A team of scientists has identified 21 existing drugs that stop the replication of the SARS-CoV-2 which causes COVID-19 in lab studies. This may lead to the development of new therapeutic combinations against the coronavirus disease.
The researchers included those from the Sanford Burnham Prebys Medical Discovery Institute in the US. They analysed one of the world’s largest collections of known drugs for their ability to block the replication of the COVID-19 and found 100 molecules with confirmed antiviral activity in laboratory tests. The study has been published in the journal Nature.
21 of these existing drugs are effective in blocking the reproduction of the deadly virus at concentrations that could be safely achieved in patients.
It said four of these compounds were found to work in combination with remdesivir, a current standard-of-care treatment for COVID-19.

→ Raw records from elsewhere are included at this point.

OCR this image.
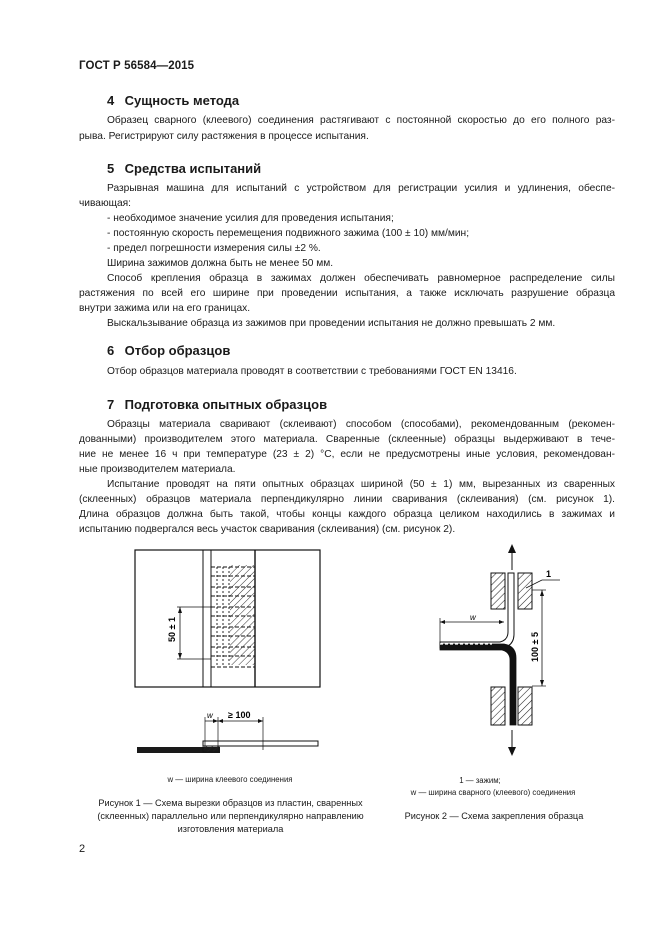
ГОСТ Р 56584—2015
4 Сущность метода
Образец сварного (клеевого) соединения растягивают с постоянной скоростью до его полного раз-
рыва. Регистрируют силу растяжения в процессе испытания.
5 Средства испытаний
Разрывная машина для испытаний с устройством для регистрации усилия и удлинения, обеспе-
чивающая:
- необходимое значение усилия для проведения испытания;
- постоянную скорость перемещения подвижного зажима (100 ± 10) мм/мин;
- предел погрешности измерения силы ±2 %.
Ширина зажимов должна быть не менее 50 мм.
Способ крепления образца в зажимах должен обеспечивать равномерное распределение силы
растяжения по всей его ширине при проведении испытания, а также исключать разрушение образца
внутри зажима или на его границах.
Выскальзывание образца из зажимов при проведении испытания не должно превышать 2 мм.
6 Отбор образцов
Отбор образцов материала проводят в соответствии с требованиями ГОСТ EN 13416.
7 Подготовка опытных образцов
Образцы материала сваривают (склеивают) способом (способами), рекомендованным (рекомен-
дованными) производителем этого материала. Сваренные (склеенные) образцы выдерживают в тече-
ние не менее 16 ч при температуре (23 ± 2) °С, если не предусмотрены иные условия, рекомендован-
ные производителем материала.
Испытание проводят на пяти опытных образцах шириной (50 ± 1) мм, вырезанных из сваренных
(склеенных) образцов материала перпендикулярно линии сваривания (склеивания) (см. рисунок 1).
Длина образцов должна быть такой, чтобы концы каждого образца целиком находились в зажимах и
испытанию подвергался весь участок сваривания (склеивания) (см. рисунок 2).
50 ± 1
w ≥ 100
w — ширина клеевого соединения
Рисунок 1 — Схема вырезки образцов из пластин, сваренных
(склеенных) параллельно или перпендикулярно направлению
изготовления материала
w
100 ± 5
1
1 — зажим;
w — ширина сварного (клеевого) соединения
Рисунок 2 — Схема закрепления образца
2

“Remdesivir has proven successful at shortening the recovery time for patients in the hospital, but the drug doesn’t work for everyone who receives it. That’s not good enough,” said Sumit Chanda, Director of the Immunity and Pathogenesis Program at Sanford Burnham Prebys and senior author of the study.
“The urgency remains to find affordable, effective, and readily available drugs that can complement the use of remdesivir, as well as drugs that could be given prophylactically or at the first sign of infection on an outpatient basis,” Chanda said.
Of the 21 drugs that were effective at blocking viral replication, the researchers found that 13 of them have previously entered clinical trials for other indications and are effective at concentrations, or doses, that could potentially be safely achieved in coronavirus positive patients.
They said two of them are already approved by the US Food and Drug Administration (FDA) — astemizole (allergies), clofazamine (leprosy) — and remdesivir has received Emergency Use Authorization from the agency.
“This study significantly expands the possible therapeutic options for coronavirus positive patients, especially since many of the molecules already have clinical safety data in humans,” Chanda said.